8 Conseil d’État, 4ème et 5ème SSR, 21 janvier 2015, req. n° 362761 : « … constitue un procédé publicitaire prohibé au sens de cet article, la mise à disposition du public, par un praticien ou sans que celui-ci ne s’y soit opposé, d’une information qui ne se limite pas à un contenu objectif et qui vise à promouvoir auprès de patients éventuels l’activité au titre de laquelle ce praticien est inscrit au tableau de l’ordre des chirurgiens-dentistes en France ; que, dans l’hypothèse où, eu égard à son contenu, cette information n’est pas destinée à de telles personnes, la circonstance qu’elle leur soit librement accessible, notamment lorsqu’elle figure sur un site internet, n’est pas, par elle-même, de nature à lui conférer le caractère d’une publicité prohibée… les circonstances ainsi relevées par la chambre disciplinaire nationale et jugées par elle inopérantes étaient bien de celles dont M.B…pouvait utilement se prévaloir pour établir que l’information disponible sur le site litigieux n’était pas prohibée »

9 Ordonnance n° 2018-17 du 12 janvier 2018 ratifiée par l’article 77, IX – 23° de la loi n° 2019-774 du 24 juillet 2019.

10 C.E., 4ème et 1ère chambre réunies, 6 novembre 2019, req. N° 416948.

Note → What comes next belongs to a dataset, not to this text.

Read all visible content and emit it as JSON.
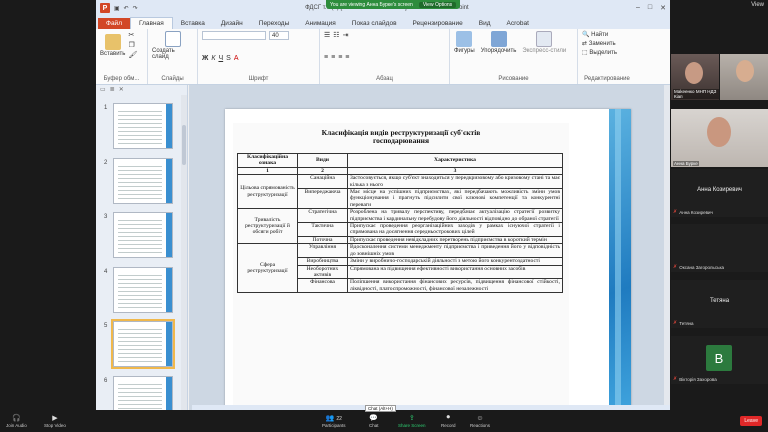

11 Rappelons que la Cour de justice de l’Union européenne a estimé « qu’une interdiction générale et absolue de toute publicité dépasse ce qui est nécessaire pour réaliser les objectifs poursuivis. Ces derniers pourraient être atteints au moyen de mesures moins restrictives encadrant, le cas échéant de manière étroite, les formes et les modalités que peuvent valablement revêtir les outils de communication utilisés par les dentistes », CJUE précitée.